## The Imperfection of Subgame Perfection

I’ve written previously about Pure Strategy Nash Equilibria (PSNE). They are the set of strategies that players can adopt in equilibrium – with no incentive to change their strategy. Students have an intuition that PSNE aren’t great because some outcomes that they identify depend on players making silly decisions in the past. In jargon, we can say that some PSNE depend on players choosing irrationally in a subgame while still reaching a PSNE.

See the extensive form game (below right). There are two players, each with two strategies per information set, and player two has two information sets. All PSNE will include a strategy for each information set. We can present the same game in normal form in order to make it easier to identify the PSNE (below left).

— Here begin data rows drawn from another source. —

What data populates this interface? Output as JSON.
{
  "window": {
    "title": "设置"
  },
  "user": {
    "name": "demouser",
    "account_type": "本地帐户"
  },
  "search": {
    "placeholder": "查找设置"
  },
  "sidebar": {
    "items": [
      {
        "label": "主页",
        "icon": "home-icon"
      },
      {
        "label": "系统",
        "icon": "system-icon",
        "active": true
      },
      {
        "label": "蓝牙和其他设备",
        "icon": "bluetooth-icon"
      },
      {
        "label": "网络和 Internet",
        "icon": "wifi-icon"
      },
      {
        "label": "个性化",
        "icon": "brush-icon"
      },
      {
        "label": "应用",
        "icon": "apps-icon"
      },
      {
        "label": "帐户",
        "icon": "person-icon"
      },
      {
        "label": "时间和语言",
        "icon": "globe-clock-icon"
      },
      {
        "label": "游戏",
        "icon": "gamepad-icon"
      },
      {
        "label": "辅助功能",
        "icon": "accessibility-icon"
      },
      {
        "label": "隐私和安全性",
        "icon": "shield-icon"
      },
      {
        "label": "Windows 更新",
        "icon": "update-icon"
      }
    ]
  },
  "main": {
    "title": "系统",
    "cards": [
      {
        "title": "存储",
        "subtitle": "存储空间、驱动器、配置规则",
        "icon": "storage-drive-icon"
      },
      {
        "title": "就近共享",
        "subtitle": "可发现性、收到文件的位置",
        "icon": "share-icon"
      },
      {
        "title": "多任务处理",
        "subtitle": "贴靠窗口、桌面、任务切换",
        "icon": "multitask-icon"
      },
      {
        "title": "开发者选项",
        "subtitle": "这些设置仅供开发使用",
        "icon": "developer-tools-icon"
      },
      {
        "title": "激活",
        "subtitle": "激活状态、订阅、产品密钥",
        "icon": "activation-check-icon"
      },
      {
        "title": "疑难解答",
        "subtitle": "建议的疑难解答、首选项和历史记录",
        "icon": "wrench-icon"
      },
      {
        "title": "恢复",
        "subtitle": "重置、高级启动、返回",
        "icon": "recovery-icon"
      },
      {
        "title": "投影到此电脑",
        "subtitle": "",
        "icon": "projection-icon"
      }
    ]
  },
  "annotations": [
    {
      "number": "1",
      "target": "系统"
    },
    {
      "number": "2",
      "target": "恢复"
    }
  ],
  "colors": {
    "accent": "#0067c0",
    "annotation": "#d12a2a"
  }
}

Player 1 (P1) can choose the row (B or C) and Player 2 (P2) can choose the column. Importantly, whether P1 might want to change his mind depends on P2’s strategy at the decision node in the alternative information set. Therefore, P2 must have two strategies, one per information set.

The four PSNE strategies and payoffs are underlined in the above table and they are noted in red on the below extensive form games. Again, the logic of PSNE states that no player can improve their payoff by changing only their own strategy, given the opposing player’s strategy. After all, a player can control their own strategy, but not that of their opponent. For example, note PSNE II. In the left subgame, P2 chooses M. His payoff would be unchanged if he changed his strategy, given the strategy of P1.